Mayland Community College
- Type: Public community college
- Established: 1970; 56 years ago
- Parent institution: North Carolina Community College System
- President: Aron Gabriel
- Location: Spruce Pine, North Carolina, United States
- Campus: Rural;
- Nickname: Highlanders
- Website: www.mayland.edu

= Mayland Community College =

College in Spruce Pine, North Carolina, U.S.

Mayland Community College is a public community college in Spruce Pine, North Carolina. The college also operates learning centers in Newland and Burnsville, North Carolina. The college's name is derived from the three counties it primarily serves: Mitchell, Avery, and Yancey. It is part of the North Carolina Community College System.

Mayland Community College was first chartered as Mayland Technical Institute in February 1970 by the General Assembly of North Carolina upon recommendations by the State Board of Education, the Advisory Budget Commission, and Governor Robert W. Scott. The president of the college has been Aron Gabriel since January 2026.

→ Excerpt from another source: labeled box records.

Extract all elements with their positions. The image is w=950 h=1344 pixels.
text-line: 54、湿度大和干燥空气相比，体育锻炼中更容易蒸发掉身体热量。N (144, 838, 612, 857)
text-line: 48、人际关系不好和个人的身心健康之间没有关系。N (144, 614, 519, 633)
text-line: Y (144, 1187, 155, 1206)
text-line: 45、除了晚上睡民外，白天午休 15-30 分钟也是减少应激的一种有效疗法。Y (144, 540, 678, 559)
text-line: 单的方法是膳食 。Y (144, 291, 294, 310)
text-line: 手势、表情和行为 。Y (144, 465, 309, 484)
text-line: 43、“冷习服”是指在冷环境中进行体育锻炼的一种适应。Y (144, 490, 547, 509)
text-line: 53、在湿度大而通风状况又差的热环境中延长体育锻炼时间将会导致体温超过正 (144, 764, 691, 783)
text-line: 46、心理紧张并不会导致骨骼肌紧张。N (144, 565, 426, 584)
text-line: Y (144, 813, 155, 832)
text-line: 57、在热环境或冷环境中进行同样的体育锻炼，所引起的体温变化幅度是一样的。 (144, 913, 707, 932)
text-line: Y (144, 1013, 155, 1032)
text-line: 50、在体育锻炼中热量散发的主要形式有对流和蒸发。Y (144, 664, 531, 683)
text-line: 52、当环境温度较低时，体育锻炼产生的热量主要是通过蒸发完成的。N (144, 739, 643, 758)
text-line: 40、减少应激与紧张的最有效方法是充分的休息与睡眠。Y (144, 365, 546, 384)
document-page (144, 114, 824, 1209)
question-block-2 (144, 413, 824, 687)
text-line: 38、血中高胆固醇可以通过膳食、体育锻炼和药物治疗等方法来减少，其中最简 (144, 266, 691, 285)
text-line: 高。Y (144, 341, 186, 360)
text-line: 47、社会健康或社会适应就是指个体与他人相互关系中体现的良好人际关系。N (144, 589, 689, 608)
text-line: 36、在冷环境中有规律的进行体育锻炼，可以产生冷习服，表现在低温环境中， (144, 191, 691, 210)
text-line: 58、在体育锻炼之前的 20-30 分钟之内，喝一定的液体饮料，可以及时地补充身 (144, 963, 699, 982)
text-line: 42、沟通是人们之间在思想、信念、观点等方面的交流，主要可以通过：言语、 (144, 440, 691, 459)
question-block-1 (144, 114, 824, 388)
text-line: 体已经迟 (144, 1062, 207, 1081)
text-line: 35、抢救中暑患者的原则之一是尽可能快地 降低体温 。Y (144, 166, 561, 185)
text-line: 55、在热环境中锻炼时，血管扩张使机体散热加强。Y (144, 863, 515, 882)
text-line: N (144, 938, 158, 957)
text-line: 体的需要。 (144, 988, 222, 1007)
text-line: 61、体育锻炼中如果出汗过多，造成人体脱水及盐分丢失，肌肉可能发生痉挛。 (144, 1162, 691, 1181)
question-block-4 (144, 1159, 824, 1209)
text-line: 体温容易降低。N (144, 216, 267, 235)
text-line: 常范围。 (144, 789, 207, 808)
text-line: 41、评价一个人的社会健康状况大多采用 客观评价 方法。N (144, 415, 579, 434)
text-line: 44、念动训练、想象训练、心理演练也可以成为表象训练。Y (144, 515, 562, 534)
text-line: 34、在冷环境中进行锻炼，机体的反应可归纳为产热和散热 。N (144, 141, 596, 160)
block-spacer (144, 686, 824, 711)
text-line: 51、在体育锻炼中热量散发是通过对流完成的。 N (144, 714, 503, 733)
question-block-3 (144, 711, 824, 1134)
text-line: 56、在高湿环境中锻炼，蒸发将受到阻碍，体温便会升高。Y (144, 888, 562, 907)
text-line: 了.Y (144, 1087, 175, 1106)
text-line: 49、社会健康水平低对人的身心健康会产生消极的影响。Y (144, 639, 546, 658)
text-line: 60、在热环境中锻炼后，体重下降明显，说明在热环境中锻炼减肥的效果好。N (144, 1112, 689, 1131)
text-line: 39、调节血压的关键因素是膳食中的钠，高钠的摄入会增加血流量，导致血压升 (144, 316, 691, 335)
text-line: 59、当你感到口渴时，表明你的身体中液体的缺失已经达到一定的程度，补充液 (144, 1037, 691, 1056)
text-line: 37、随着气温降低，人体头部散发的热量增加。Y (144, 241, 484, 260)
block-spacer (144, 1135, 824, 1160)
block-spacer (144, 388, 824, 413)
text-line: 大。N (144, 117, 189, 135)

Mayland offers a variety of curriculum programs, including numerous college transfer options, as well as nursing, adult education, distance learning, and dual enrollment for high school students. To assist the local workforce, MCC provides workforce development and continuing education courses that directly serve the needs of local and regional businesses and industries, as well as the civic and cultural interests of the community.